Agentes cumprem 18 mandados de busca e apreensão no DF e no Maranhão para apurar esquema bilionário de lavagem de dinheiro envolvendo fraudes no INSS. Alvos incluem familiares do parlamentar e o prefeito Fred Campos.
A Polícia Federal deflagrou na manhã desta terça-feira (4) a nova fase da Operação Sem Desconto, que investiga um esquema bilionário de fraudes em descontos de aposentadorias e pensões do INSS. A ação cumpre 18 mandados de busca e apreensão, expedidos pelo Supremo Tribunal Federal (STF), no Distrito Federal e no Maranhão. Entre os principais alvos estão o senador Weverton Rocha (PDT-MA), vice-líder do governo Lula no Senado, familiares do parlamentar e o prefeito de Paço do Lumiar-MA, Fred Campos .
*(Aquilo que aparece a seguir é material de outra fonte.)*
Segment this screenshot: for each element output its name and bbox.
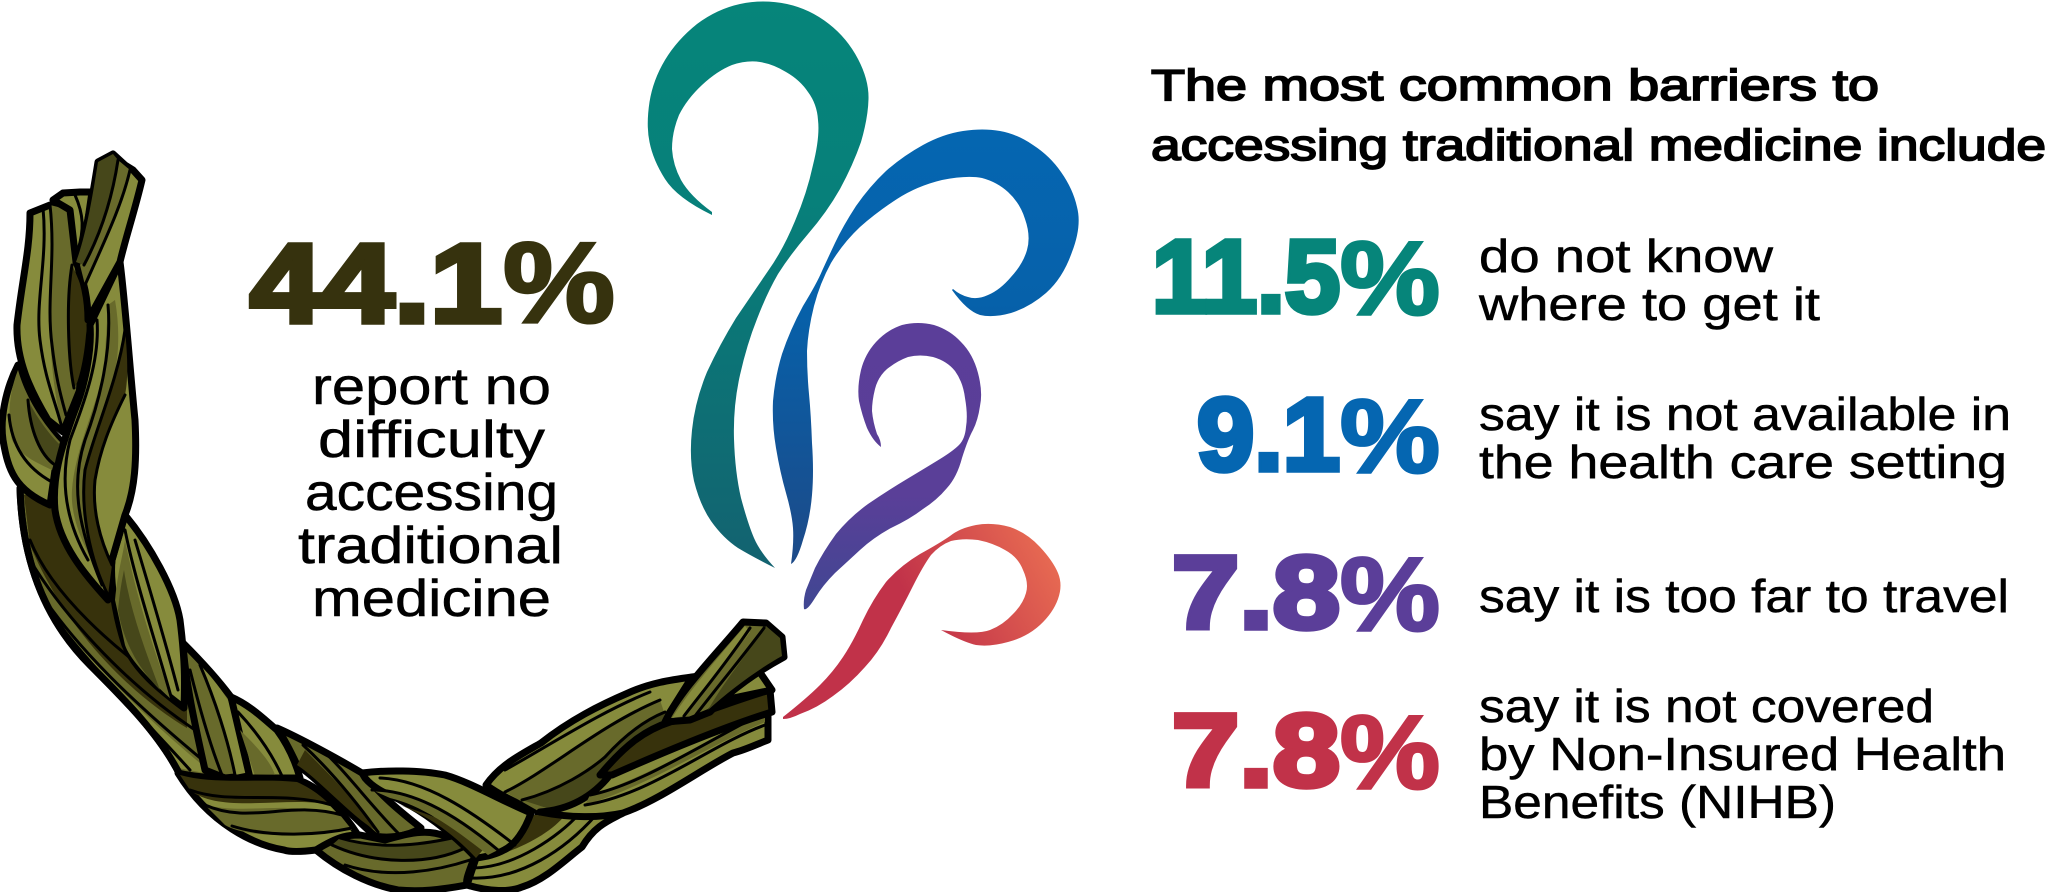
- braid: dark inner strand: [600, 690, 772, 775]
- stat: 9.1% not available: the health care setting: [1479, 436, 2007, 488]
- icon: red-orange smoke swirl: [783, 524, 1060, 719]
- icon: purple smoke swirl: [804, 323, 981, 609]
- stat: 7.8% too far: say it is too far to travel: [1479, 570, 2009, 622]
- braid: upper-left strand: [17, 205, 88, 432]
- stat: 7.8% not covered: 7.8: [1172, 693, 1340, 808]
- stat: 7.8% not covered: %: [1340, 695, 1440, 811]
- braid: upper end strand: [665, 622, 784, 722]
- braid: lower-left band: [16, 486, 205, 774]
- braid: right upper long band: [486, 677, 692, 812]
- icon: blue smoke swirl: [773, 130, 1079, 564]
- text block: report no difficulty: [298, 358, 563, 628]
- text block: report no difficulty: report no: [312, 358, 551, 416]
- stat: 7.8% too far: %: [1340, 537, 1440, 653]
- stat: 9.1% not available: [1197, 377, 2011, 495]
- braid: centre top band: [362, 771, 531, 858]
- braid: bottom-left band: [178, 773, 358, 852]
- icon: braided sweetgrass: [2, 154, 784, 891]
- braid: bottom right band: [467, 812, 623, 891]
- icon: teal smoke swirl: [648, 2, 869, 568]
- stat: 11.5% do not know: where to get it: [1478, 278, 1820, 330]
- text block: report no difficulty: difficulty: [318, 411, 545, 469]
- braid: left bulge strand: [2, 365, 60, 505]
- stat: 9.1% not available: 9.1: [1197, 377, 1340, 492]
- braid: centre diagonal strand: [277, 728, 421, 837]
- text block: report no difficulty: traditional: [298, 517, 563, 575]
- stat: 11.5% do not know: %: [1340, 221, 1440, 337]
- heading: barriers: [1151, 61, 2046, 170]
- braid: small back tips: [53, 192, 92, 262]
- stat: 44.1%: [250, 220, 615, 347]
- stat: 7.8% too far: [1172, 535, 2009, 653]
- stat: 44.1%: 44.1: [250, 221, 502, 346]
- stat: 11.5% do not know: 11.5: [1152, 219, 1340, 334]
- text block: report no difficulty: medicine: [312, 570, 551, 628]
- stat: 11.5% do not know: do not know: [1479, 230, 1774, 282]
- stat: 7.8% too far: 7.8: [1172, 535, 1340, 650]
- stat: 9.1% not available: %: [1340, 379, 1440, 495]
- stat: 9.1% not available: say it is not available in: [1479, 388, 2011, 440]
- braid: top-right strand: [76, 154, 142, 320]
- braid: right lower long band: [540, 700, 768, 817]
- heading: barriers: The most common barriers to: [1151, 61, 1879, 110]
- stat: 44.1%: %: [503, 220, 615, 347]
- text block: report no difficulty: accessing: [305, 464, 558, 522]
- stat: 11.5% do not know: [1152, 219, 1820, 337]
- braid: bottom centre band: [316, 832, 475, 891]
- braid: centre strand: [54, 262, 136, 600]
- stat: 7.8% not covered: Benefits (NIHB): [1479, 776, 1836, 828]
- stat: 7.8% not covered: by Non-Insured Health: [1479, 728, 2006, 780]
- stat: 7.8% not covered: say it is not covered: [1479, 680, 1934, 732]
- stat: 7.8% not covered: [1172, 680, 2006, 828]
- braid: lower-right narrow strand: [112, 515, 185, 708]
- braid: lower narrow strands: [183, 643, 300, 778]
- heading: barriers: accessing traditional medicine include: [1151, 121, 2046, 170]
As investigações apontam movimentações financeiras e patrimoniais suspeitas que teriam sido realizadas por meio de pessoas físicas e jurídicas, contas bancárias de terceiros, estruturas empresariais e operações com valores em espécie com o objetivo de ocultar a origem e o destino dos recursos . A PF busca esclarecer a origem do dinheiro, os objetivos dos repasses e individualizar as condutas de cada envolvido no suposto esquema de lavagem de dinheiro. O prefeito Fred Campos teve mandado cumprido por determinação do STF .
O senador Weverton Rocha, que já havia sido alvo da operação em dezembro de 2025, nega qualquer envolvimento e afirma que as acusações têm motivação política. Em entrevista à GloboNews, o parlamentar declarou que a Procuradoria-Geral da República (PGR) manifestou-se contra pedidos de busca em sua residência e que não há demonstração de vínculo entre ele e as condutas ilícitas . A PGR, em parecer anterior, reconheceu fragilidade nas provas contra o senador, afirmando que “o simples fato de ex-assessores terem sido destinatários de valores não autoriza, automaticamente, a extensão de responsabilidade ao titular do mandato sem base fática robusta” .
Outro alvo da operação é o advogado Willer Tomaz, proprietário da aeronave que o senador Weverton Rocha teria utilizado em viagens investigadas. Em nota, a defesa de Tomaz afirmou que o mandado “decorre exclusivamente do fato de ser proprietário da aeronave utilizada, em caráter estritamente particular, pelo senador” e que o advogado “não é investigado” pela operação, pois “não possui qualquer vínculo com o esquema de fraudes em descontos previdenciários” .
A Operação Sem Desconto, que em abril de 2025 revelou um esquema de descontos irregulares de valores recebidos por aposentados e pensionistas do INSS entre 2019 e 2024, já apontou desvios que podem chegar a R$ 6,3 bilhões . A nova fase deve aprofundar as investigações sobre a lavagem do dinheiro obtido com as fraudes, que envolvia associações de fachada, servidores públicos e operadores financeiros . As apurações seguem em segredo de Justiça sob a relatoria do ministro André Mendonça, do STF.